The Los Angeles Rams are looking to take a page out of the San Francisco 49ers playbook for the upcoming season. Rams head coach Sean McVay worked under 49ers head coach Kyle Shanahan when they were both on Washington’s coaching staff. McVay realized that an offense that the 49ers are running can benefit his team as well.

The 49ers maximized their tailbacks and utilized the running game as often as they could. The team gained more rushing yards than any team other than the Ravens en route to an NFC title last season. The secret?
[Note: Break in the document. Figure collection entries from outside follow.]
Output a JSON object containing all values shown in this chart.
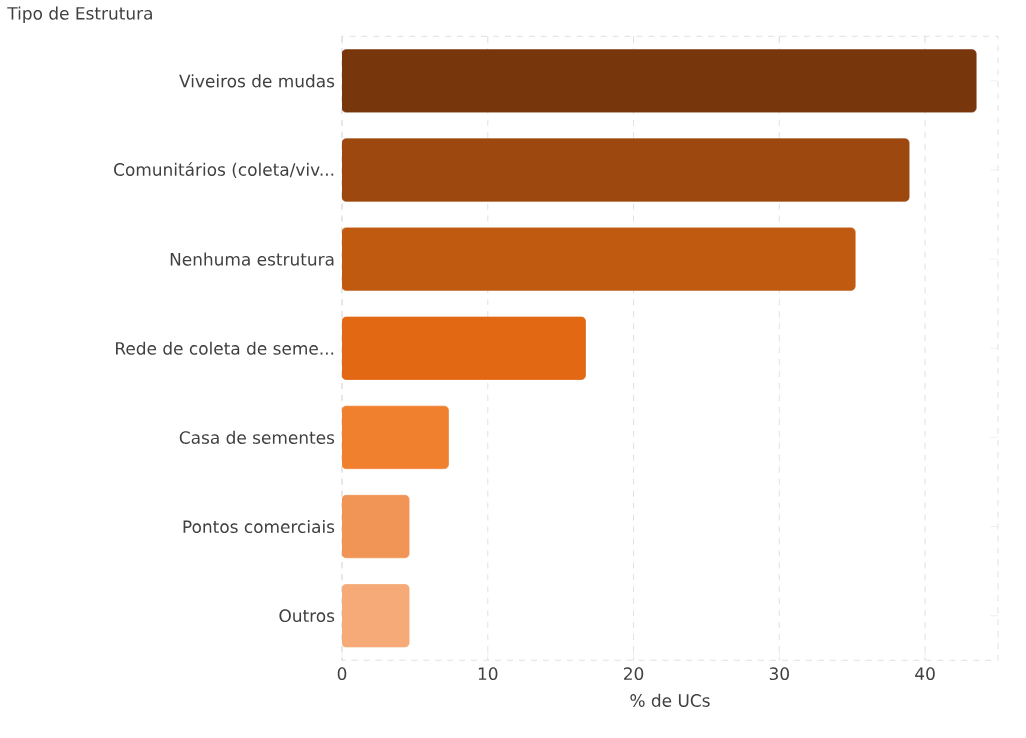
{
  "chart_data": {
    "type": "bar",
    "orientation": "horizontal",
    "ylabel": "Tipo de Estrutura",
    "xlabel": "% de UCs",
    "categories": [
      "Viveiros de mudas",
      "Comunitários (coleta/viv...",
      "Nenhuma estrutura",
      "Rede de coleta de seme...",
      "Casa de sementes",
      "Pontos comerciais",
      "Outros"
    ],
    "values": [
      43.5,
      38.9,
      35.2,
      16.7,
      7.3,
      4.6,
      4.6
    ],
    "colors": [
      "#78360c",
      "#9c480e",
      "#c05a10",
      "#e36813",
      "#f07f2e",
      "#f19556",
      "#f5aa77"
    ],
    "xlim": [
      0,
      45
    ],
    "xticks": [
      0,
      10,
      20,
      30,
      40
    ],
    "grid": "x"
  }
}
They did it by splitting the lead back role between ball carriers Tevin Coleman, Raheem Mostert, and Matt Breida over the course of the season.

Todd Gurley spent the last five seasons as the lead back for the Rams, but he’s in Atlanta now and Malcolm Brown, Darrell Henderson, John Kelly, and rookie Cam Akers are vying for backfield work this season.

On a podcast appearance with Dan Hellie, McVay said he’d like things to work out the same way they did for the Niners:

“I think it’ll naturally just work itself out,” McVay said. “You look at that success San Fran had last year with that running back-by-committee approach, what I thought Kyle and their players did a great job of is, ‘Hey, we’re going to have an open-mind approach, we’re going to be committed to trying to have some balance and then we’ll go with the hot hand or whoever really expresses himself as deserving of the carries.'”

When the two division rivals match up in the upcoming season, McVay and the rest of his Rams' squad are looking to give the 49ers a taste of their own medicine.

Before that, the rebranded Rams will be welcoming the Dallas Cowboys in town for their first game in the newly-built SoFi Stadium on September 14.